Bereits in seinen ersten Veröffentlichungen („Frühstück im Stehen“ / „Leipziger Liederbuch“ von 1985/1986) widmen sich Grünebergers Texte dem Widersprüchlichen in unterschiedlichen Lebens- und Alltagswelten. Viele seiner Gedichte erinnern an die Kultur der poetischen Gegenrede, sie bezeugen die subjektive Betroffenheit des Dichters in der ironischen Distanzierung.
So auch in seinem neuen Gedichtband, wo er uns mit dem Text zu der Wiener Künstlerin Friedl Dicker Brandeis, eine jüdische Malerin, die 1944 in Ausschwitz umgebracht wurde, das unheilvollste Kapitel deutscher Geschichte ins Gedächtnis ruft:
„Sie lehrt die Kinder sehen / Im Ghetto Theresienstadt / … / Das Schwarze unter Fingern / Fürs Malen wie gemacht“.
Ebenso innovativ, sich den Eigenheiten und Stilentwicklungen des Künstlers Vasarely sprachlich nähernd, ist der Duktus der Terzinen in „Quadratismus des Kreises“:
„Bildschirmschoner / Kopieren ihn /Den Augenbelohner“ – welch ein großartiger Neologismus für den bedichteten Künstler.
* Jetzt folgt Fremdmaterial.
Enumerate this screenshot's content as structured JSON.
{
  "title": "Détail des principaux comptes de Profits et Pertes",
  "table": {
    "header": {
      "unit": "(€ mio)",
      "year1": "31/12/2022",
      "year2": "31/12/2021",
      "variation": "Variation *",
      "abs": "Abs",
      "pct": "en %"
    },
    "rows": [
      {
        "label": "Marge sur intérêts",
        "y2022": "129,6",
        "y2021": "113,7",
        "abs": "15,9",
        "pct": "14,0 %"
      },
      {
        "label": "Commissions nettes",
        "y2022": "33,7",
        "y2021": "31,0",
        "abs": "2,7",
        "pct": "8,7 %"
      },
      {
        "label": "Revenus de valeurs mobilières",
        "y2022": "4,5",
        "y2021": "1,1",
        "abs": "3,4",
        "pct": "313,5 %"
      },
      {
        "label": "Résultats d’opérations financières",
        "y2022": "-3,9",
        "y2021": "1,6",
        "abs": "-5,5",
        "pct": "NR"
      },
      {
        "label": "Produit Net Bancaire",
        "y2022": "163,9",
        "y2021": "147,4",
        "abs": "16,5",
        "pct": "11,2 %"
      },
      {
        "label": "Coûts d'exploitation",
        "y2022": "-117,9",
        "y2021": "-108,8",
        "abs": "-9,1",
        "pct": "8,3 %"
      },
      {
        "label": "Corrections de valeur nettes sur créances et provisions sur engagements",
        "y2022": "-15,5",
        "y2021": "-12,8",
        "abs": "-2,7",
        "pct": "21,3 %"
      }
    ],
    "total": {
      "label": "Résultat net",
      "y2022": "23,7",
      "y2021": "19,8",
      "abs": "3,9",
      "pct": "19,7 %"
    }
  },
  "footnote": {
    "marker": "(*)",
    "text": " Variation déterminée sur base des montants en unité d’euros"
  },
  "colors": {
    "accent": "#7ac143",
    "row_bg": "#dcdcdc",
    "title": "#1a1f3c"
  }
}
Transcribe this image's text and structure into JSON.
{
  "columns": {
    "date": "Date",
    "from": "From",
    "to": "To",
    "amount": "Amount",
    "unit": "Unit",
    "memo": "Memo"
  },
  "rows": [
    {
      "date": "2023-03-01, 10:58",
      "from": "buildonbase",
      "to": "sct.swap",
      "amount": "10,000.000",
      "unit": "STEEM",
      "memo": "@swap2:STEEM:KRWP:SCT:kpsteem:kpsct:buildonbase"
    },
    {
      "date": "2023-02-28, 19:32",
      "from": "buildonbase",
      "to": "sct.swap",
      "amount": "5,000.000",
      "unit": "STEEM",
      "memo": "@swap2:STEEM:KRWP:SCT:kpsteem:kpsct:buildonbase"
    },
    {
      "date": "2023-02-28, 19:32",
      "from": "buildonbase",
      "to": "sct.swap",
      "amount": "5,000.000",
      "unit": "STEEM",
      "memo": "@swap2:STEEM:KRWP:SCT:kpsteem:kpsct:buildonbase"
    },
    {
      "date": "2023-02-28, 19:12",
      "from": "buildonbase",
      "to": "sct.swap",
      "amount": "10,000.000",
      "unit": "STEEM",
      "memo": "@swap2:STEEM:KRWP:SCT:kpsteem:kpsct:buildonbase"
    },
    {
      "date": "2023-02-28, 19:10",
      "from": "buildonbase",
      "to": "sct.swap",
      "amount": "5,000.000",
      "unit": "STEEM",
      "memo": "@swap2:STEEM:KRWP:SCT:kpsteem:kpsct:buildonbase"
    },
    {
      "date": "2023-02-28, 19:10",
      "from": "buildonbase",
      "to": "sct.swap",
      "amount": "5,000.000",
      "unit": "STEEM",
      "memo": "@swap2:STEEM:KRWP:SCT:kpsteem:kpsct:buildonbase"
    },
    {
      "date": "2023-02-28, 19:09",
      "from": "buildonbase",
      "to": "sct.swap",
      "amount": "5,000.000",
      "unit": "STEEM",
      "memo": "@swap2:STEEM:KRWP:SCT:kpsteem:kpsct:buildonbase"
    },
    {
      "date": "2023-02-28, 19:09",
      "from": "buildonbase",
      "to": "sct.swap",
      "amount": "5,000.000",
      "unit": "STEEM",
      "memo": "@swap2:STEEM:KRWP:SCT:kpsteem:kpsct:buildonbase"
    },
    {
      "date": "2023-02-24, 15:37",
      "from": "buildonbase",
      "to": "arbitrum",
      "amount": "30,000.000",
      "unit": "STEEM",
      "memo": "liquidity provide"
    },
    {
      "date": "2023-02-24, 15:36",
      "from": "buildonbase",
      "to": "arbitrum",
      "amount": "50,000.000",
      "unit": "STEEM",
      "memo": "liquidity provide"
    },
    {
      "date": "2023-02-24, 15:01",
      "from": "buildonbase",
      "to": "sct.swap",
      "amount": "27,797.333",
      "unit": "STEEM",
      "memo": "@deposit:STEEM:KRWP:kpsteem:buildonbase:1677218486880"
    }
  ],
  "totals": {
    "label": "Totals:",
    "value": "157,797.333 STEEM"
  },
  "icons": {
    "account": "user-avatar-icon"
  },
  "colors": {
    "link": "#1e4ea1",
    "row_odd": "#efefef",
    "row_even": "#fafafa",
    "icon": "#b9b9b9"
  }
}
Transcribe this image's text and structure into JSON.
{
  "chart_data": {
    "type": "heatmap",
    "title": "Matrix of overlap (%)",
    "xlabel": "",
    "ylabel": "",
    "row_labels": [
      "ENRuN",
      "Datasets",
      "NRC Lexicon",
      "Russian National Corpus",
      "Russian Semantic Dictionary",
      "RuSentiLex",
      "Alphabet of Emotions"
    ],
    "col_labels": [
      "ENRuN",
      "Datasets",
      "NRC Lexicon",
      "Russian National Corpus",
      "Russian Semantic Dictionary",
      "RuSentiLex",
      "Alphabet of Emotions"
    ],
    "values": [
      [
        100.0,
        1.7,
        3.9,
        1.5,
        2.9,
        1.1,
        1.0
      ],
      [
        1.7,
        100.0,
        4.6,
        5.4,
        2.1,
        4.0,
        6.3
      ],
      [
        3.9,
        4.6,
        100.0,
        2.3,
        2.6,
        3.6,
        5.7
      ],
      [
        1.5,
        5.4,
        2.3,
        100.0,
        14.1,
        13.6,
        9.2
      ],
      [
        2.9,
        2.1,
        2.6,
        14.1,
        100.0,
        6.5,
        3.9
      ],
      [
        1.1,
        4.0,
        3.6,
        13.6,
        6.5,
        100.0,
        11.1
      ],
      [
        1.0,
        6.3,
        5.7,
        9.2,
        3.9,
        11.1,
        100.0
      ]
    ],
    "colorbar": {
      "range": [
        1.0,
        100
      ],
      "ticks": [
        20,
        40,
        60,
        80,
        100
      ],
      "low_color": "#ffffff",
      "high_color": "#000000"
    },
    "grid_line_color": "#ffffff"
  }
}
Chapeau!
Es macht staunen, mit welcher Leichtigkeit Grüneberger das Enjambement, den Zeilensprung finessenreich zu wenden weiß, mit welcher Gelassenheit er die Welt und ihre Details betrachtet: es macht für ihn keinen Unterschied, ob er einen Akt von Picasso, einen Schmetterling von Dali oder den Schatten täglicher Sonne van Goghs beschreibt:
„Die Gitter vorm Fenster / Sind Rippen des Schnitters / Am Tage. Umnacht.“ –
Seine wortstarken Sprachbilder, sind hier besonders einprägsam, sie bekunden ein geschultes Sehen, die eigene Sicht des Poeten auf die scheinbar unwichtigen Dinge und deren doch tieferen Zusammenhänge.
Grünebergers neues Buch „Enthält Kunstplatzierung“ empfiehlt sich per se zum 70. Geburtstag des Leipziger Literaten zur Tabula gratulatoria.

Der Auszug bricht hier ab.